The 2, by the way means “left shift”. This scanner, politely, only “presses” the left shift button. And “nothings” (shifted or not) can be interspersed at any place in any number. The purpose of those can only be speculated on.

Anyway, by providing two (a shifted and a non shifted) key number to key value lookup tables, you easily get the bar/QR code’s text. Just know the US American keyboard layout or explore its implementation by the Alacrity scanner.

The char set of the most ignoring people

As being German based and in a German project we, of course, would like to read the names correctly, should they appear one day on the ID cards with numbers mentioned above.
“Käte Nüßlein” should be “Käte Nüßlein” not “Kte Nlein” or something totally gaga. Well, our the Alacrity Handsfree 2D 1D scanner can be set to “German” by a special bar code; this setting won’t get lost at power down.

Now we are faced with a solvable and a unsolvable problem. The solvable first:

In its stone age tradition a C char can’t handle anything but US ASCII in a portable manner. Hard core C programmers (in the past) considered a char’s bit 7 as a no cost boolean.

To handle the above to text translation you have to provide three translation tables (a shifted and a non shifted and a AltGr=right Alt one) and you have to use wchar_t (wide char) for those look up tables. And you should know the German keyboard or explore it.
The most important information: z and y are now in the right place, correcting the mistake renaming the perfume “Oil of Olay” to “Oil of Olaz” in Germany.
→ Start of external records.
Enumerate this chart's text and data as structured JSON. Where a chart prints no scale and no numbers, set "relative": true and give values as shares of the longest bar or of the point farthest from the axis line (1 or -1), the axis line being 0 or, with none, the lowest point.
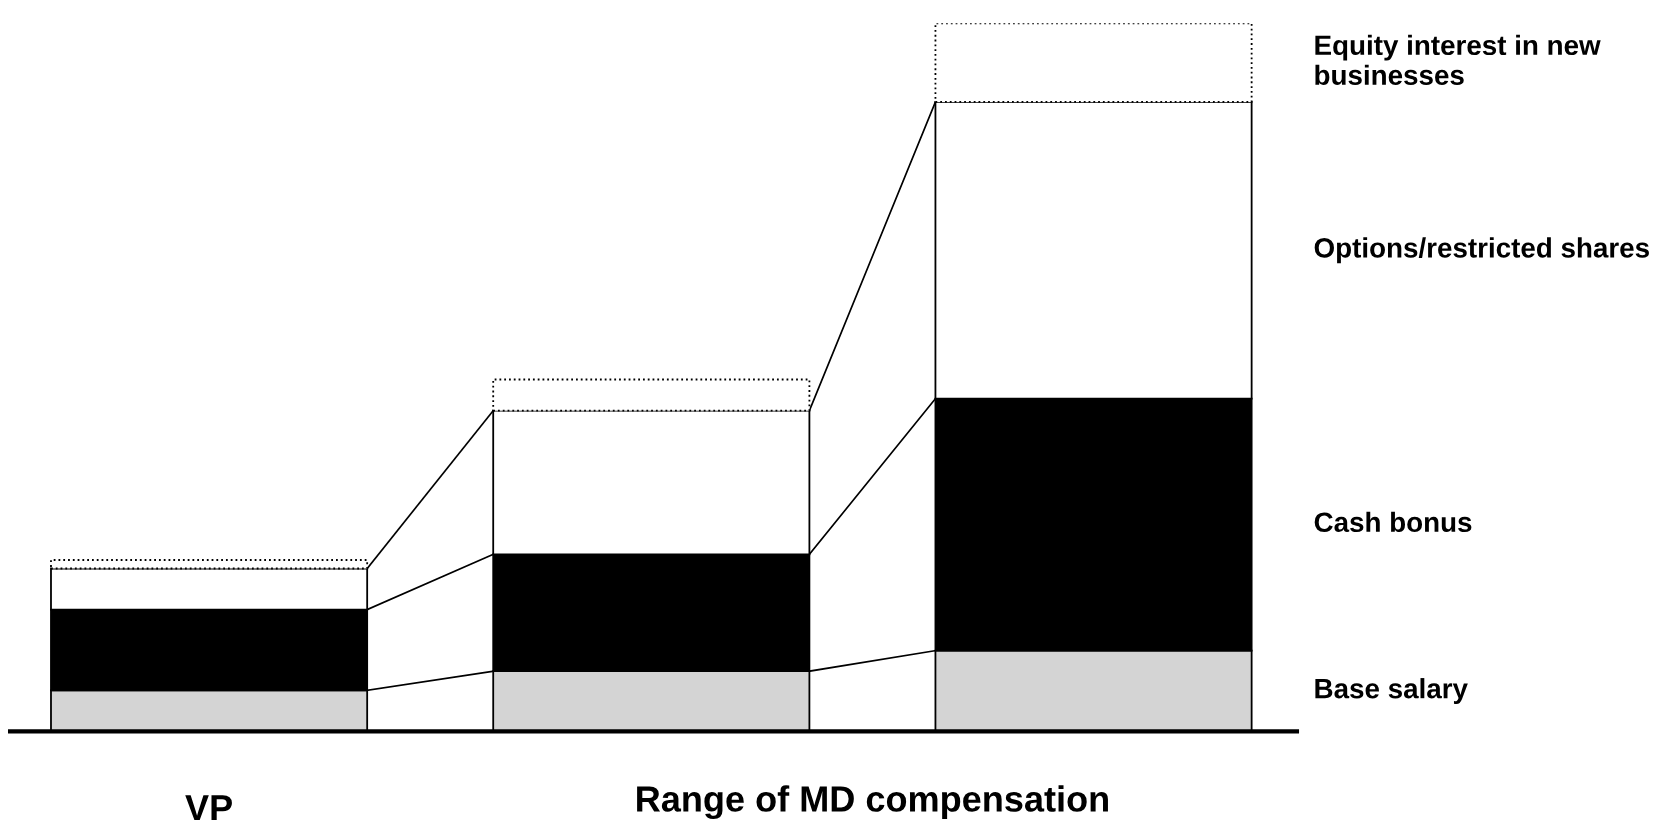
{
  "chart_data": {
    "type": "bar",
    "stacked": true,
    "relative": true,
    "categories": [
      "VP",
      null,
      null
    ],
    "annotations": [
      "Range of MD compensation"
    ],
    "series": [
      {
        "name": "Base salary",
        "color": "#d4d4d4",
        "values": [
          0.058,
          0.085,
          0.114
        ]
      },
      {
        "name": "Cash bonus",
        "color": "#000000",
        "values": [
          0.114,
          0.165,
          0.356
        ]
      },
      {
        "name": "Options/restricted shares",
        "color": "#ffffff",
        "values": [
          0.058,
          0.203,
          0.419
        ]
      },
      {
        "name": "Equity interest in new businesses",
        "color": "#ffffff",
        "line_style": "dotted",
        "values": [
          0.012,
          0.044,
          0.111
        ]
      }
    ],
    "grid": false,
    "legend": false
  }
}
With all those toils we don’t loose characters (many of them changing places on the keyboard respectively look up tables).
We just got three [sic!] characters extra: ² ³ °. We do not get: ä ö ü Ä Ö Ü ß § € µ.
They are completely lost; i.e. you don’t even get whatever key button message over the USB line and, hence, no way around “Kte Nlein”.
It turns out the (probably) Chinese firmware writers do not have even the vaguest notion of a German keyboard.

So recognising German text in QR codes is the unsolvable problem. So we switch back to factory setting and to the char set of the most ignoring people: US-ASCII.
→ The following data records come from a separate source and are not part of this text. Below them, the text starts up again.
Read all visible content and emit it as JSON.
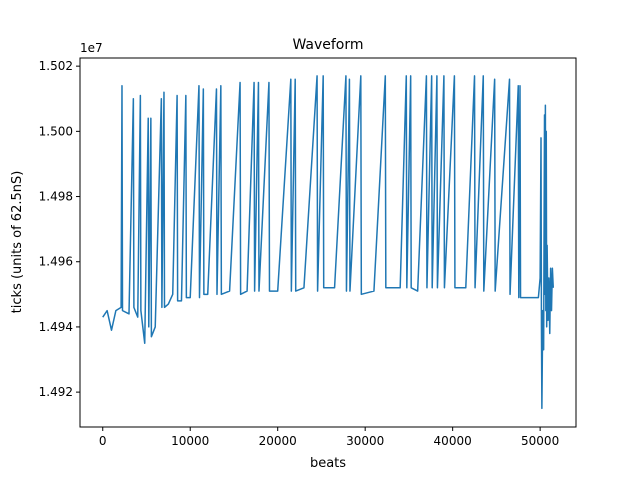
{
  "chart_data": {
    "type": "line",
    "title": "Waveform",
    "xlabel": "beats",
    "ylabel": "ticks (units of 62.5nS)",
    "y_offset_label": "1e7",
    "xlim": [
      -2600,
      54100
    ],
    "ylim": [
      1.49093,
      1.50225
    ],
    "xticks": [
      0,
      10000,
      20000,
      30000,
      40000,
      50000
    ],
    "yticks": [
      1.492,
      1.494,
      1.496,
      1.498,
      {
        "value": 1.5,
        "label": "1.500"
      },
      1.502
    ],
    "series": [
      {
        "name": "waveform",
        "color": "#1f77b4",
        "x": [
          0,
          500,
          1000,
          1500,
          2100,
          2200,
          2260,
          3000,
          3500,
          3560,
          4000,
          4300,
          4360,
          4800,
          5200,
          5260,
          5500,
          5560,
          6000,
          6700,
          6760,
          7000,
          7060,
          7500,
          8000,
          8500,
          8560,
          9000,
          9500,
          9560,
          10000,
          11000,
          11060,
          11500,
          11560,
          12000,
          13000,
          13060,
          13500,
          13560,
          14500,
          15700,
          15760,
          16500,
          17300,
          17360,
          17800,
          17860,
          19000,
          19060,
          20000,
          21500,
          21560,
          22000,
          22060,
          23000,
          24500,
          24560,
          25200,
          25260,
          26500,
          27800,
          27860,
          28200,
          28260,
          29500,
          29560,
          31000,
          32300,
          32360,
          34000,
          34700,
          34760,
          35200,
          35260,
          36000,
          37000,
          37060,
          37600,
          37660,
          38200,
          38260,
          39000,
          39060,
          40200,
          40260,
          41500,
          42500,
          42560,
          43500,
          43560,
          44800,
          44860,
          46500,
          46560,
          47500,
          47560,
          47700,
          47760,
          49000,
          49800,
          50000,
          50100,
          50150,
          50200,
          50300,
          50400,
          50500,
          50550,
          50600,
          50650,
          50700,
          50750,
          50800,
          50900,
          51000,
          51100,
          51200,
          51300,
          51400,
          51500
        ],
        "values": [
          1.4943,
          1.4945,
          1.4939,
          1.4945,
          1.4946,
          1.5014,
          1.4945,
          1.4944,
          1.501,
          1.4946,
          1.4943,
          1.5011,
          1.4945,
          1.4935,
          1.5004,
          1.494,
          1.5004,
          1.4937,
          1.494,
          1.501,
          1.4946,
          1.5012,
          1.4946,
          1.4947,
          1.495,
          1.5011,
          1.4948,
          1.4948,
          1.5011,
          1.4949,
          1.4949,
          1.5014,
          1.4949,
          1.5013,
          1.495,
          1.495,
          1.5013,
          1.495,
          1.5014,
          1.495,
          1.4951,
          1.5015,
          1.495,
          1.4951,
          1.5015,
          1.4951,
          1.5015,
          1.4951,
          1.5015,
          1.4951,
          1.4951,
          1.5016,
          1.4951,
          1.5016,
          1.4951,
          1.4952,
          1.5017,
          1.4951,
          1.5017,
          1.4952,
          1.4952,
          1.5017,
          1.4951,
          1.5016,
          1.4951,
          1.5017,
          1.495,
          1.4951,
          1.5017,
          1.4952,
          1.4952,
          1.5017,
          1.4952,
          1.5017,
          1.4952,
          1.4951,
          1.5017,
          1.4952,
          1.5017,
          1.4952,
          1.5017,
          1.4952,
          1.5017,
          1.4952,
          1.5017,
          1.4952,
          1.4952,
          1.5017,
          1.4952,
          1.5017,
          1.4951,
          1.5016,
          1.4951,
          1.5016,
          1.495,
          1.5014,
          1.4949,
          1.5014,
          1.4949,
          1.4949,
          1.4949,
          1.4955,
          1.4998,
          1.494,
          1.4915,
          1.4945,
          1.4933,
          1.5005,
          1.495,
          1.5008,
          1.4945,
          1.5,
          1.494,
          1.4965,
          1.4942,
          1.4955,
          1.4938,
          1.4958,
          1.4945,
          1.4958,
          1.4952
        ]
      }
    ]
  }
}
As long as this restriction is not clearly communicated by the vendors, we feel us within our rights to return the thing as soon as the detection of the flaw. Imagine a German keyboard without Umlauts!
On the other hand – within its limitations for our current project task – the little thing works reliably and fast and our C software is no thread to the other real time programs running on the same Pi.